We didn’t have time for the front door to be opened for us. It opened and on the doorstep a young, robust woman appeared accompanied by the weak-looking, dark-skinned waiter we had met at the reception. Each carried a suitcase, though the woman also had, pressed to her bosom, a small porcelain statue of the Virgin of Guadalupe. They were not alone. Behind her appeared Errol’s mother, Señora Estrellita, drying her hands on her apron, looking at the servants with a passionate intensity we did not recognize and enduring the downpour of insults from her husband Don Nazario, dressed for the beach in shorts and leather sneakers.

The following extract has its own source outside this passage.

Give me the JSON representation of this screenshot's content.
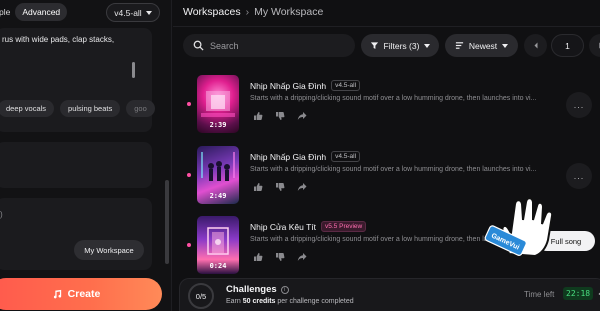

It was like a cataract of hatreds and recriminations on feedback; turbid waters, contaminated with urgencies and excrescences that had their muddy source in the words of the father, were calmed in those of the mother and eventually found a strange backwater of silence in those who should have been angriest, the two servants dismissed by Señora Estrella to shouts of good-for-nothings, scoundrels, you’ve abused my confidence, get out, I don’t need you, I can run the house and prepare the meals better than you, lazy Indian beggars, go back to the mountains, and unaware of our presence, she hurled a misguided domestic fury at the pair of servants but it turned back on Jericó and me, the invisible spectators, and her husband, Don Nazario, a kind of distant but omnipotent Jupiter dressed to go jogging who, in fact, was running around his wife as he stepped on the toes of his employees, whose obstinate silence, stony glances, and immobile postures bore witness to their passive resistance and announced an accumulated rage that, without the mitigation
of daily release, would spill over in one of those collective explosions that the Esparzas perhaps could not imagine or perhaps believed they had warded off for long periods of time with the rules of obedience and submission to the master, or it may be they desired it as one desires an emotional purge that sweeps away indecisiveness, secret guilt, the omissions and faults of those who hold power over the weak.